Intanto la scelta rappresentativa è quella degli animali antropomorfi, con collegamenti che possono essere ritenuti persino banali: gli ebrei sono topi, i tedeschi gatti, i polacchi dei maiali e gli statunitensi dei cani. Preda, predatore, ignavi, guardiani. La narrazione però procede come un esercizio privo di moralismi, sulla falsariga del carattere pratico e spesso cinico del padre di Art. Vladek – vero protagonista di “Maus” – accompagna il figlio in un viaggio della memoria tra guerra e internamenti, dimostrandogli costantemente come le loro sensibilità siano assai diverse. Se Art è spesso indignato dal comportamento di chi non era nazista ma partecipava lo stesso allo sterminio o distoglieva lo sguardo, Vladek è il testimone di un vecchio mondo in cui l’egoismo era visto come la normalità. Uno stridore tra visioni opposte che si avverte anche nell’essenziale e spezzato tratto del disegno: sebbene nel testo si autoraffiguri come una persona sorpresa dall’abiezione umana, Art fa procedere la storia con una sobrietà che richiama molto l’atteggiamento disilluso di suo padre. Un mix di scelte consapevoli di storytelling che hanno fatto vincere per la prima (e unica) volta il prestigioso premio Pulitzer a un’opera fumettistica.

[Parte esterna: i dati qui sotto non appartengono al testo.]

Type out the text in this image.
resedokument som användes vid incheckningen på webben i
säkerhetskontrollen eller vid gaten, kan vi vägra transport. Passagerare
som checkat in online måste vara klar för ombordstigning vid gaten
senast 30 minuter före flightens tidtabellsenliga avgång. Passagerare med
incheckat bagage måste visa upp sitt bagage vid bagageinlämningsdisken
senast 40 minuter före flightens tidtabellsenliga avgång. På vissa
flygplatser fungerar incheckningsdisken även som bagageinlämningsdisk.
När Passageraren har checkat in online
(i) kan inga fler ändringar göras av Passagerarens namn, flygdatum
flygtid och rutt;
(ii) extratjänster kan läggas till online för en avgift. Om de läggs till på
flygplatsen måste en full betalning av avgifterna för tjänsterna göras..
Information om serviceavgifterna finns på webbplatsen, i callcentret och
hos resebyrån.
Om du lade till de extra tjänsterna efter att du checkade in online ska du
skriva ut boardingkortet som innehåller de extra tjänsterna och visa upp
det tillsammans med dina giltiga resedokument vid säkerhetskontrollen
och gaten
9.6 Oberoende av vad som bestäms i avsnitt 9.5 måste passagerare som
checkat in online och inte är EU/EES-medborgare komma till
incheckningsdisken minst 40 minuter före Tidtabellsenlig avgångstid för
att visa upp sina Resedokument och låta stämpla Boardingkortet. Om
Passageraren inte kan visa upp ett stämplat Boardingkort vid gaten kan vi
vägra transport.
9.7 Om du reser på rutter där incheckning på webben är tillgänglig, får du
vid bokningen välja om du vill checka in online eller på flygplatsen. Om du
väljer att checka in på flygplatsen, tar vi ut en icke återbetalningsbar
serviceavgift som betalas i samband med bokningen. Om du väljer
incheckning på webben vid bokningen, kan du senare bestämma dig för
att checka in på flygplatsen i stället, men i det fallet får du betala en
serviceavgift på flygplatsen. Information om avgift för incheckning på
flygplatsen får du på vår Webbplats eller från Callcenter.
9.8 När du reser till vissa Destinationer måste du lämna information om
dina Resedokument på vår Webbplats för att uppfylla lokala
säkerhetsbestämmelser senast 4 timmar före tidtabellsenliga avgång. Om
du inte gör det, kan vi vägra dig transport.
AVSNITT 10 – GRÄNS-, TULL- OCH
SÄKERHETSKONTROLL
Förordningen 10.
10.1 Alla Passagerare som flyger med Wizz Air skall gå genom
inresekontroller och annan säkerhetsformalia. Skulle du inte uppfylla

Purtroppo Vladek non ha potuto vedere questo riconoscimento al suo dramma. Il padre di Art è infatti morto nel 1982, lasciando dietro di sé le registrazioni delle interviste fatte con suo figlio. Un rapporto che è dunque continuato per diversi anni nel lavoro di trasformazione delle memorie raccolte in fumetto, riparando così alla distruzione di quelle lasciate dalla moglie.